What’s more important – randomness or the Perception of Randomness?

All this leads to the inevitable question, which one – perceived randomness or true randomness – should a GM aim to use in his games?

After careful consideration, I don’t think there is any one right answer to this question; depending on the circumstances, either could be correct.

    Repeat Exclusions

    If what you want to do is to generate a sequence of some kind, but no choice is to be repeated, the chit-draw approach is the best choice. For example, if the intent is to determine the sequence in which the PCs interact with the individuals listed as patrons in a bar, this is the better approach.

    True Randomness

    Only if you don’t intend to have all possible outcomes occur should you consider alternatives. If the intent is simply to flag a course of action or plot, or to present a limited number of the possible outcomes, a die roll is the better approach.

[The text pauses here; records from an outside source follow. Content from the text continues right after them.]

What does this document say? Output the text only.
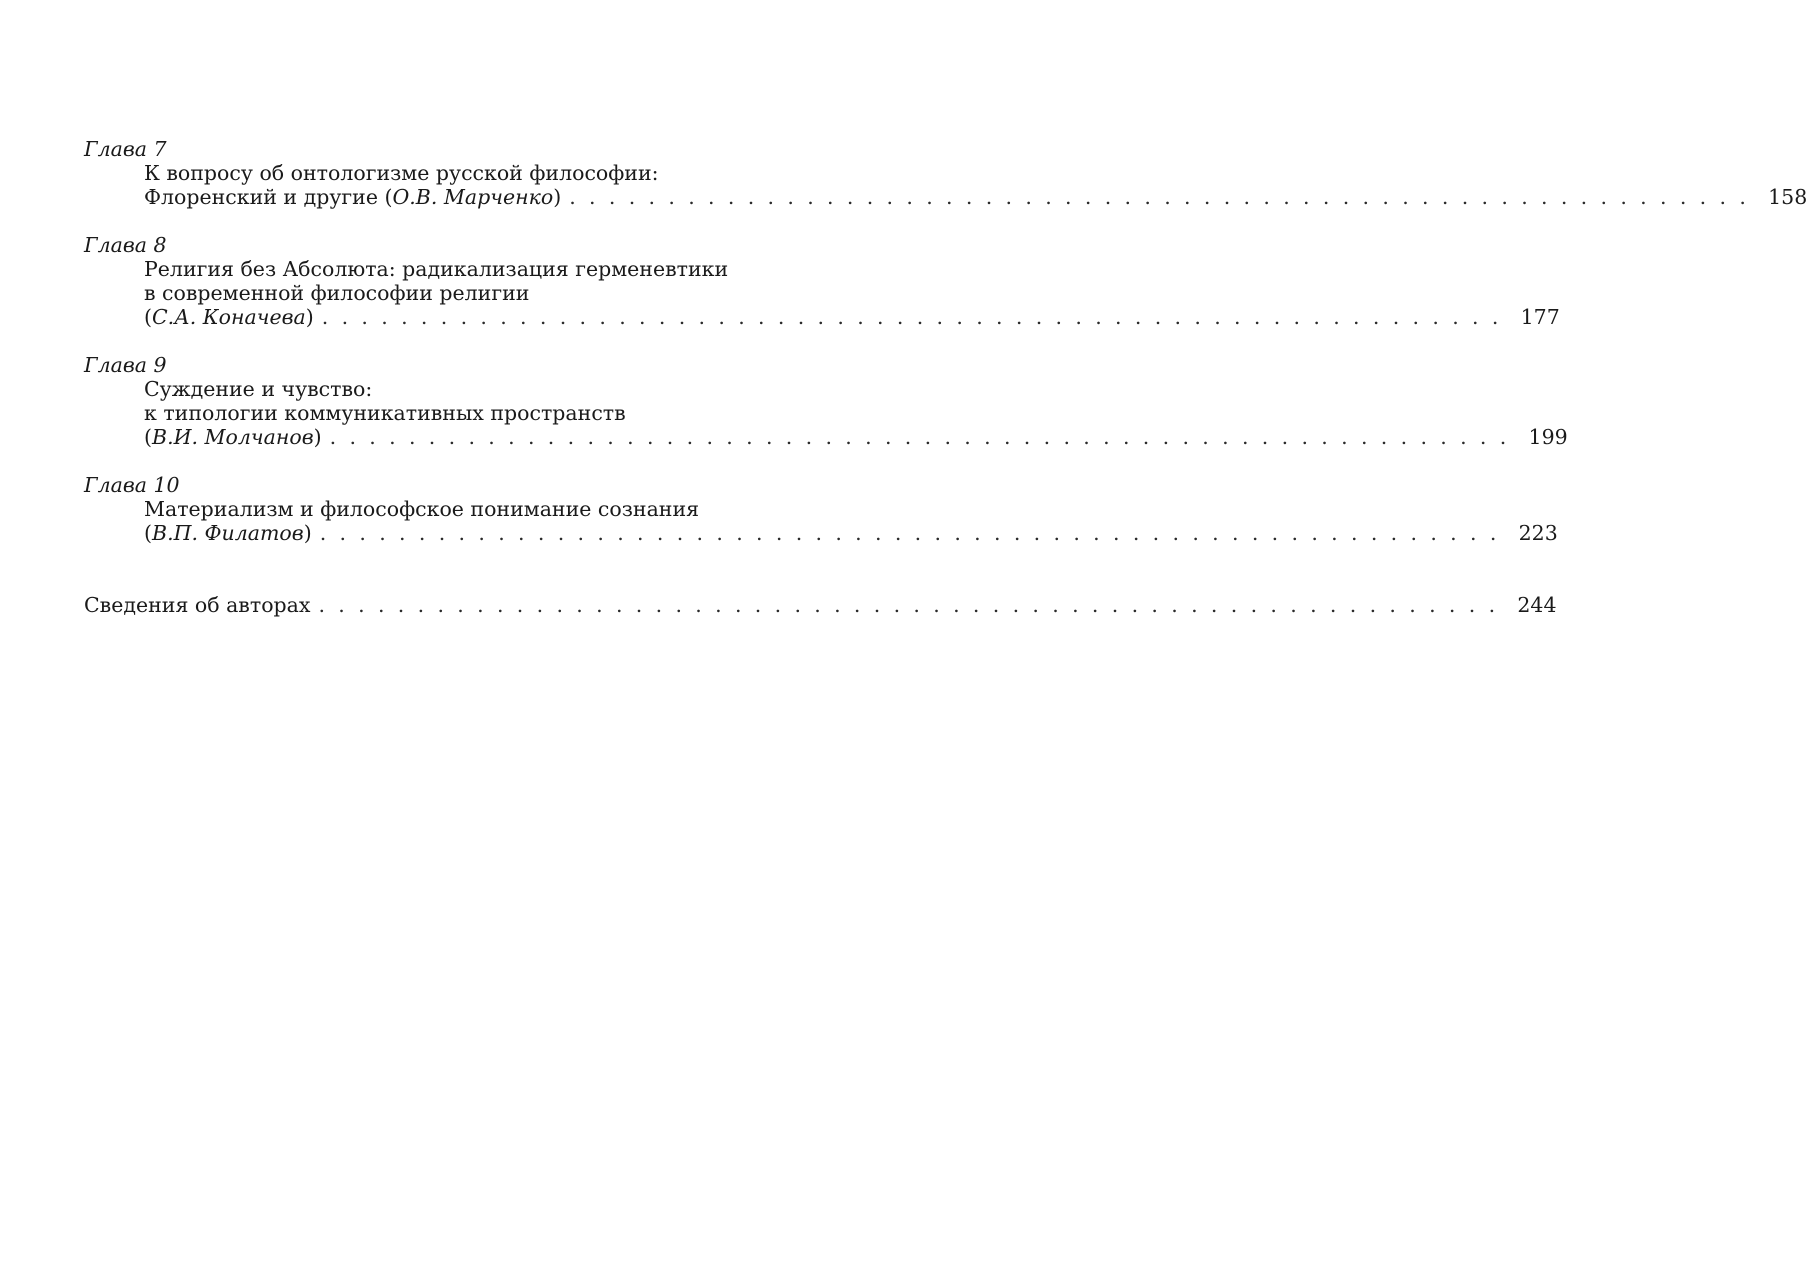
Глава 7
К вопросу об онтологизме русской философии:
Флоренский и другие (О.В. Марченко) . . . . . . . . . . . . . . . . . . . . . . . . . . . . . . . . . . . . . . . . . . . . . . . . . . . . . . . . . . . . 158
Глава 8
Религия без Абсолюта: радикализация герменевтики
в современной философии религии
(С.А. Коначева) . . . . . . . . . . . . . . . . . . . . . . . . . . . . . . . . . . . . . . . . . . . . . . . . . . . . . . . . . . . . 177
Глава 9
Суждение и чувство:
к типологии коммуникативных пространств
(В.И. Молчанов) . . . . . . . . . . . . . . . . . . . . . . . . . . . . . . . . . . . . . . . . . . . . . . . . . . . . . . . . . . . . 199
Глава 10
Материализм и философское понимание сознания
(В.П. Филатов) . . . . . . . . . . . . . . . . . . . . . . . . . . . . . . . . . . . . . . . . . . . . . . . . . . . . . . . . . . . . 223
Сведения об авторах . . . . . . . . . . . . . . . . . . . . . . . . . . . . . . . . . . . . . . . . . . . . . . . . . . . . . . . . . . . . 244
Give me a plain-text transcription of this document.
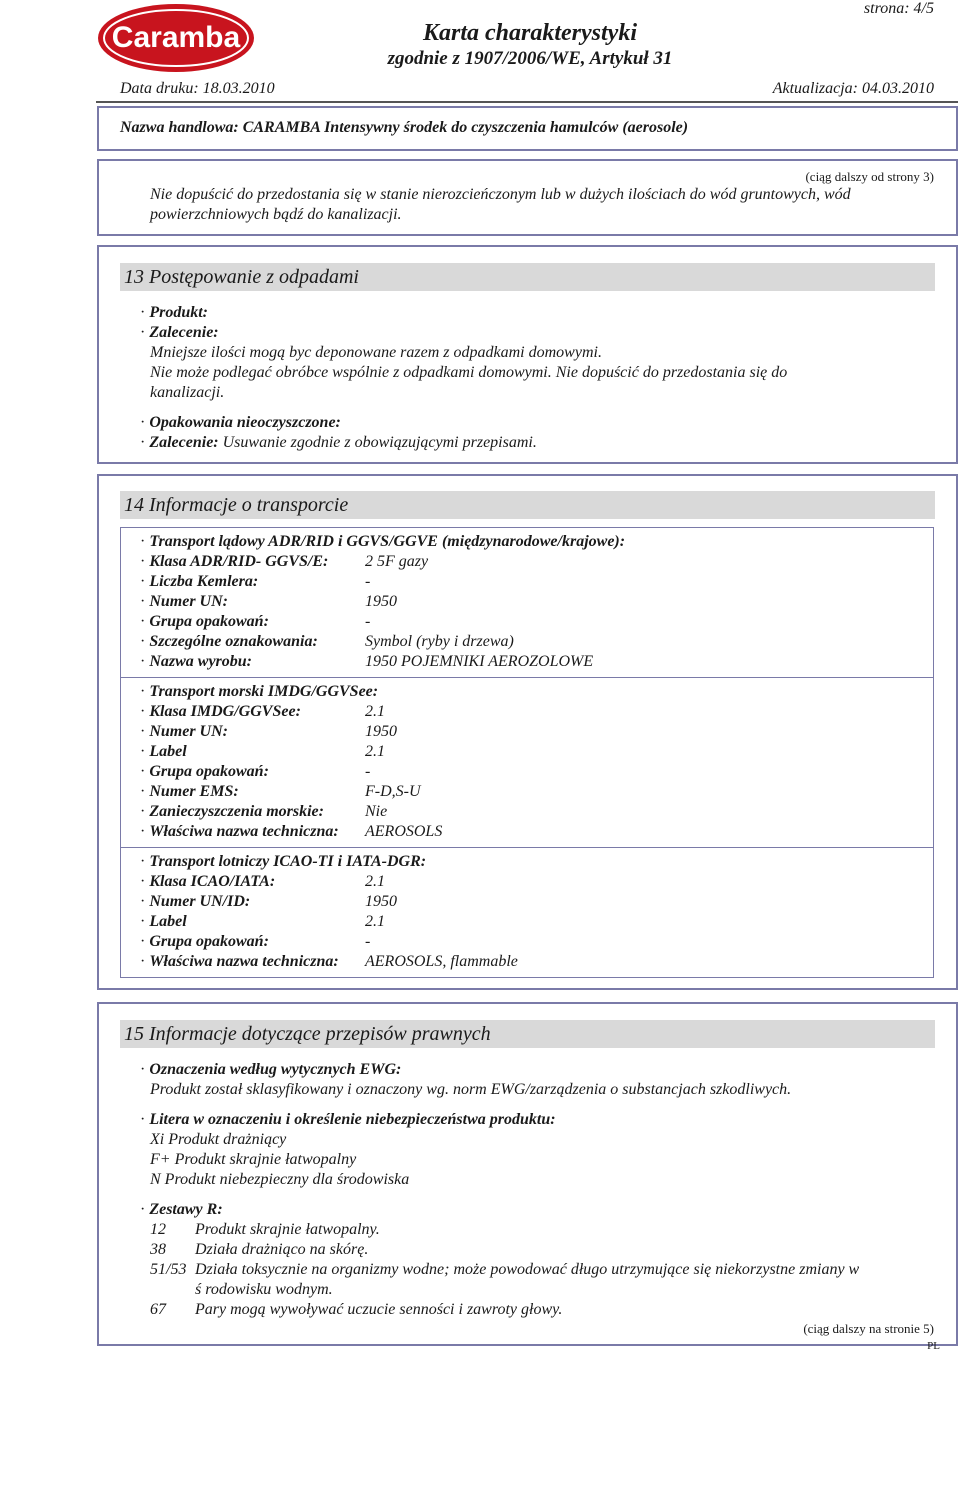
Caramba	Karta charakterystyki
zgodnie z 1907/2006/WE, Artykuł 31
strona: 4/5
Data druku: 18.03.2010	Aktualizacja: 04.03.2010
Nazwa handlowa: CARAMBA Intensywny środek do czyszczenia hamulców (aerosole)
(ciąg dalszy od strony 3)
Nie dopuścić do przedostania się w stanie nierozcieńczonym lub w dużych ilościach do wód gruntowych, wód
powierzchniowych bądź do kanalizacji.
13 Postępowanie z odpadami
· Produkt:
· Zalecenie:
Mniejsze ilości mogą byc deponowane razem z odpadkami domowymi.
Nie może podlegać obróbce wspólnie z odpadkami domowymi. Nie dopuścić do przedostania się do
kanalizacji.
· Opakowania nieoczyszczone:
· Zalecenie: Usuwanie zgodnie z obowiązującymi przepisami.
14 Informacje o transporcie
· Transport lądowy ADR/RID i GGVS/GGVE (międzynarodowe/krajowe):
· Klasa ADR/RID- GGVS/E: 2 5F gazy
· Liczba Kemlera:	-
· Numer UN:	1950
· Grupa opakowań:	-
· Szczególne oznakowania:	Symbol (ryby i drzewa)
· Nazwa wyrobu:	1950 POJEMNIKI AEROZOLOWE
· Transport morski IMDG/GGVSee:
· Klasa IMDG/GGVSee:	2.1
· Numer UN:	1950
· Label	2.1
· Grupa opakowań:	-
· Numer EMS:	F-D,S-U
· Zanieczyszczenia morskie:	Nie
· Właściwa nazwa techniczna: AEROSOLS
· Transport lotniczy ICAO-TI i IATA-DGR:
· Klasa ICAO/IATA:	2.1
· Numer UN/ID:	1950
· Label	2.1
· Grupa opakowań:	-
· Właściwa nazwa techniczna: AEROSOLS, flammable
15 Informacje dotyczące przepisów prawnych
· Oznaczenia według wytycznych EWG:
Produkt został sklasyfikowany i oznaczony wg. norm EWG/zarządzenia o substancjach szkodliwych.
· Litera w oznaczeniu i określenie niebezpieczeństwa produktu:
Xi Produkt drażniący
F+ Produkt skrajnie łatwopalny
N Produkt niebezpieczny dla środowiska
· Zestawy R:
12 Produkt skrajnie łatwopalny.
38 Działa drażniąco na skórę.
51/53 Działa toksycznie na organizmy wodne; może powodować długo utrzymujące się niekorzystne zmiany w
ś rodowisku wodnym.
67 Pary mogą wywoływać uczucie senności i zawroty głowy.
(ciąg dalszy na stronie 5)
PL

    For example, if you are generating a list of ‘serial numbers’, rolling d10s for each digit (rolling multiple dice and reading them left to right) achieves the randomness that should be there – though it may be necessary to insert a leading digit generated with a smaller die or even a fixed set of leading digits.

      …with overrides

      The basic technique of rolling for digits (or whatever) will serve many but not all needs. For example, if you want to generate a simulated fraudulent sequence or list of sequences, you might roll a d6 as well as a d10 for each trailing digit – on a 1, you override whatever is showing on the d10 make the digit a 3, on a 2, you override the d10 to add a 7, on anything else you ignore the d6.

      If the results look too obvious, you could replace the d6 with a d8 or even a d12.

    Perceived Randomness

    If, however, a list is to be presented to the players, it may be more useful to aim for Perceived Randomness and not true randomness. Perceived randomness, for example, will feel ‘fairer’ than the real thing (even though it probably isn’t).

    It all comes down to the keyword, ‘Perceived’. If perceptions of the results are important, then willfully making choices to create the sense of randomness is too important to leave to the chance of true randomness – better to do something that will ‘feel’ right.

    A good example is weather – if you were to create a random weather generator, then it would be very easy to set it up to be true random, but this would be quite unrealistic. Seasonal variations or modifiers should apply, obviously, and so should yesterday’s weather. But it would be better to create such a table or subsystem and then use it only as a guide so that you can ensure that the weather ‘feels’ random, even if it is not.

    Randomness is a lot more complicated than most people realize, but an awareness of the differences between reality and perception can be a valuable asset, and manipulation of game or plot variables to create the desired impression can be a useful tool.

One Final Example: An Adventure

Let’s contemplate a mystery adventure that takes these thoughts into account. First, decide what the mystery is, and what the solution to the mystery is going to be. Next, list a series of clues that will lead the PCs to the point where they have everything they need to solve the case. Then, create a mini-adventure whose reward is one of these clues.

Some of the clues can nullify or reveal lies that are initially presented to the PCs – remember the axiom that every suspect / witness in a mystery should leave something important out or lie about something, and if the latter, they should have a strong motivation for the deceit.

Throw in a concluding mini-adventure in which the PCs deduce the identity and motive of the criminal and act on that knowledge, and you have a complete plotline. Oh, and the criminal should do their best to look both innocent and to steer suspicion on someone else, throwing out at least one red herring, as should anyone else with a prejudice or a penchant to indulge in conspiracy theories.

Here’s the thing: you could present these clue-reward mini-adventures in sequence, or in true randomness, but the better choice would be to harness the perception of randomness so that one clue can logically lead to the next.

Let’s work some numbers:

    Confrontation & Resolution: 30-60 minutes.
    Post-resolution / wrap-up: 15 minutes.
    Mini-adventures:

      Number of clues: 4.
      Number of lies / distortions to be revealed as clues: 6.
      Number of red herrings: 2
      Number of clues to the nature of the red herrings: 2
      Total number of mini-adventures: 14.
      Average length of mini-adventures: 15 minutes each.

    Subtotal of mini-adventures: 210 minutes = 3 hr 30 min.
    Initial mystery: 30 minutes.
    Preface / introduction / preliminaries: 20 minutes
    Total time: 30-60 + 15 + 3 hrs 30 + 20 = 4 hrs 35 to 5 hrs 5 min.

All told, a quite reasonable adventure. If you were to increase the length of the mini-adventures (15 minutes average is a little on the short side) to 20 minutes (average), you would add an additional hour and ten minutes to the total. Which means that adding a further 10 minutes to each to bring the average up to 30 minutes each would take the estimated playing time for the adventure to 8 hrs 5 min to 8 hrs 35 min – a big day’s play, or two (more moderate) game sessions.
This is probably a better target length, simply because there’s quite a lot to happen in each!

Of course, knowing the average length allows you to design these ‘to order’ – setbacks, complications, character interactions, and so on.

You could run those 14 mini-adventures in a random sequence, or simply list the focal point and leave it up to the PCs which one to pursue next. But it would make more sense to map out two or three different sequences of arranging the mini-adventures that is a combination of logic and perceived randomness.

Randomness can be your friend, if you’re willing to work with it.
Why? Because the ‘clumping’ of true randomness can feel forced and not random at all.